Éxito, historia, heteropatriarcado, Lo externo, lo visible, lo que enseñamos en Facebook… Imágenes de felicidad que el pesimismo de Schopenhauer nos ayuda a entender también como crónica de la infelicidad. Todo va de la mano. ¿Somos infelices hasta que conseguimos lo deseado y, poco después después de obtenerlo, volvemos a serlo porque ya no nos satisface lo conseguido? Un poco de eso hay.

Lo cierto es que siento la necesidad de dar la vuelta al modelo y de empezar a escribir y a leer otra historia. La de quienes bajan las montañas, la de quienes más allá de llegar o no a la cima disfrutan con cada paso del recorrido, la de quienes alimentan su alma de momentos (y no de adrenalina), la de quienes no hipotecan su vida por sus objetivos sino que diseñan objetivos que les permiten disfrutar intensamente de su vida. Y ahí estamos. 

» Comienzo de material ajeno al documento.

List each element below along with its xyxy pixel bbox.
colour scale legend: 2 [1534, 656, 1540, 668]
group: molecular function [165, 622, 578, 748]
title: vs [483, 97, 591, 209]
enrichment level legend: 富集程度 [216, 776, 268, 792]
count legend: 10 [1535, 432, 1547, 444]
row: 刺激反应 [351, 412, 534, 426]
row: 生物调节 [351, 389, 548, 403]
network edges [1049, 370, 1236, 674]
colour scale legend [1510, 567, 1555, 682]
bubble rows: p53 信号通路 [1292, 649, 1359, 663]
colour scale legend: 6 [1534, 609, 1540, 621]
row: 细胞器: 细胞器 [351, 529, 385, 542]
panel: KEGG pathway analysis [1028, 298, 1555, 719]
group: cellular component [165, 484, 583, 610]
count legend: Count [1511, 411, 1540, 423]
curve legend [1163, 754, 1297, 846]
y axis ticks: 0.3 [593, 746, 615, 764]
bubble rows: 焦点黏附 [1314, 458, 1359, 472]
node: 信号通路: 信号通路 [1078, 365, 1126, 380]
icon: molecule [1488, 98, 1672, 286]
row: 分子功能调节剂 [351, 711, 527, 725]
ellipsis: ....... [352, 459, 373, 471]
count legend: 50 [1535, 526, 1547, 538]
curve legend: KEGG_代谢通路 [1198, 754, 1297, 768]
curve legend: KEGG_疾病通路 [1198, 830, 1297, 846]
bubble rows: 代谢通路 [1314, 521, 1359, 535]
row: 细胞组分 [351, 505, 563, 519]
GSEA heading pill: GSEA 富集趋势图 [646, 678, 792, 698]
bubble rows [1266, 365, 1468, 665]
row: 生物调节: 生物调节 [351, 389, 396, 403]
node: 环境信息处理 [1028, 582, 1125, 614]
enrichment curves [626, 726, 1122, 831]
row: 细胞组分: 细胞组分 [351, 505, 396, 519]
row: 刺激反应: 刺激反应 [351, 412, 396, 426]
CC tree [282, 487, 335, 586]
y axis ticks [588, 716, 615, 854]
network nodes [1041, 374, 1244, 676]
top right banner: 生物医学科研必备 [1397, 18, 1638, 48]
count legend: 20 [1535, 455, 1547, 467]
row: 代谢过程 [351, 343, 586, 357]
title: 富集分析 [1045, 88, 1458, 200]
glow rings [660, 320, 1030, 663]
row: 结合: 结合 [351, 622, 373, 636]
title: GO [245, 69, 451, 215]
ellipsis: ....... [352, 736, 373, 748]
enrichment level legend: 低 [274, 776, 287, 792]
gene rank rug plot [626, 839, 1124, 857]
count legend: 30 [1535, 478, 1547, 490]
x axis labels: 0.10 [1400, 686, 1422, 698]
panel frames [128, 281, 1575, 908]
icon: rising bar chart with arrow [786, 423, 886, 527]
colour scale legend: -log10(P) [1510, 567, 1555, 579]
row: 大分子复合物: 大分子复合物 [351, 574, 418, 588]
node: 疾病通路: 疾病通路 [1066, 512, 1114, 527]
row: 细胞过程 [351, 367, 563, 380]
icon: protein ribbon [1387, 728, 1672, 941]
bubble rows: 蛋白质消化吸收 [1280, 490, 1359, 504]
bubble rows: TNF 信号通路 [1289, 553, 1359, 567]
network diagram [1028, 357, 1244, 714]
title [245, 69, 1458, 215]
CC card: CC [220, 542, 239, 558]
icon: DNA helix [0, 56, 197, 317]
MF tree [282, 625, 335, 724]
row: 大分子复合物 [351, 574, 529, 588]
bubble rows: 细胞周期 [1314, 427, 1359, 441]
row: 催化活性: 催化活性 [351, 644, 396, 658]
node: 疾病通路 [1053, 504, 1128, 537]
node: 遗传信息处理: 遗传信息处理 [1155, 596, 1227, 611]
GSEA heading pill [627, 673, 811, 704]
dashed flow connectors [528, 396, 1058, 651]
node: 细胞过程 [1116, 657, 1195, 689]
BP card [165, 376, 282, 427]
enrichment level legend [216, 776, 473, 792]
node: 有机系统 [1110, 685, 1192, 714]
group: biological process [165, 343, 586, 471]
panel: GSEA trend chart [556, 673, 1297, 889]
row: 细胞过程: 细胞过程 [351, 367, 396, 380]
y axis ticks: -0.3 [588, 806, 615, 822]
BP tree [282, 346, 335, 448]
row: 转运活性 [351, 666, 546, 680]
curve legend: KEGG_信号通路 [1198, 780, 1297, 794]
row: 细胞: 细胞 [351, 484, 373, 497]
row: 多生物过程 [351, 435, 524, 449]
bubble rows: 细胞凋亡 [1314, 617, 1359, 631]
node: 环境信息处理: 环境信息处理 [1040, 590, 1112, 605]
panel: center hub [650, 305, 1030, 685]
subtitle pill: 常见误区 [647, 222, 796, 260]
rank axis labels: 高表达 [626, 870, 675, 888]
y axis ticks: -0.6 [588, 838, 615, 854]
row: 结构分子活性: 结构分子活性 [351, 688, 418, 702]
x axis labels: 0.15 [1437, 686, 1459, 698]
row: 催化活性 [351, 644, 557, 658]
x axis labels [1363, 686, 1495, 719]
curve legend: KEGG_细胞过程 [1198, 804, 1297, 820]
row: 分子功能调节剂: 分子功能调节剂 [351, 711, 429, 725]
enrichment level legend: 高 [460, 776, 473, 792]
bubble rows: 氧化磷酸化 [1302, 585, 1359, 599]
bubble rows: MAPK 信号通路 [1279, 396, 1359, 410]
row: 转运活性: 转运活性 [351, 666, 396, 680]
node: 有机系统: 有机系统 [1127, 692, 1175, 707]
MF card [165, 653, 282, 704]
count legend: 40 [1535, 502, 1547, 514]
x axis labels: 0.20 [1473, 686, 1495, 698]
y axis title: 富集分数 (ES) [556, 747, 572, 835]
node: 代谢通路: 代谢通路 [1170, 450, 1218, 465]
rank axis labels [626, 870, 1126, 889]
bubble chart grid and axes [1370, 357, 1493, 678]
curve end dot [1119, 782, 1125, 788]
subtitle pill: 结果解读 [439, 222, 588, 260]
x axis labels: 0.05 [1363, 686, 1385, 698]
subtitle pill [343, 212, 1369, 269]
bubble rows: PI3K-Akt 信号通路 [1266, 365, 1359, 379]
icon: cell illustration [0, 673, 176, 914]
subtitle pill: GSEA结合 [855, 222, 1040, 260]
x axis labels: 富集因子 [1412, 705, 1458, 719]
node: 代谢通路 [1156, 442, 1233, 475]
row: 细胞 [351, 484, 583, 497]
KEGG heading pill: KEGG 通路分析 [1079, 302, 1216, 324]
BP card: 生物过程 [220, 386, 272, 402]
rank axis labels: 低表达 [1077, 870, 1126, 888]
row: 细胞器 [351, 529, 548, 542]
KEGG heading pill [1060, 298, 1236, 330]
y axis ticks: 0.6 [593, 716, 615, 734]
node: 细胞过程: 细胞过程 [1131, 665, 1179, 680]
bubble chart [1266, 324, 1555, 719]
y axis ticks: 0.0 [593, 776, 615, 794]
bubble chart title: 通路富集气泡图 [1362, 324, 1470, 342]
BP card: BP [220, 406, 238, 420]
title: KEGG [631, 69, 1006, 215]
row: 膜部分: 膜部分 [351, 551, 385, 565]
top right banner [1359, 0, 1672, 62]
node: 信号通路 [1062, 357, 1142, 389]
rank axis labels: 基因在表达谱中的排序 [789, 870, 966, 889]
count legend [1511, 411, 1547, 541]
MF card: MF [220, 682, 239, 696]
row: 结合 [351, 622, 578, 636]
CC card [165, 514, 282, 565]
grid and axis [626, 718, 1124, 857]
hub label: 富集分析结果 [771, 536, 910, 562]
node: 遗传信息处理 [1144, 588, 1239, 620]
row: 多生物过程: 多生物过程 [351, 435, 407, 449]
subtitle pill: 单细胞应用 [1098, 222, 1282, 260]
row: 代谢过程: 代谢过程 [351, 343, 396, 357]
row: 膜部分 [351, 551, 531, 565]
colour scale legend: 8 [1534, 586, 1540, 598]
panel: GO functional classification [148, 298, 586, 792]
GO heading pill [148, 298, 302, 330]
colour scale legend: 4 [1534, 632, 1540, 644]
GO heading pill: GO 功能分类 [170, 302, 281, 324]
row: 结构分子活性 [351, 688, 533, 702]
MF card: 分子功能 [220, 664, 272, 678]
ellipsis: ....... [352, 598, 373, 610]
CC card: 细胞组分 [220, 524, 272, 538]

Airoto fue una central fallida pero es un lugar maravilloso. No todas las cimas se alcanzan pero lo que dan las montañas es mucho más que “éxitos” puntuales. Y el próximo año tendré un trabajo que no he elegido pero del que espero saber disfrutar al menos tanto como del que he tenido los últimos años.

Y puesto que no soy la única para la que este año lo laboral ha dado un giro insospechado, en este post no puedo dejar de pensar en todas mis compañeras (y también mis compañeros) que están en las mismas circunstancias. Ni éxito, ni fracaso: vida.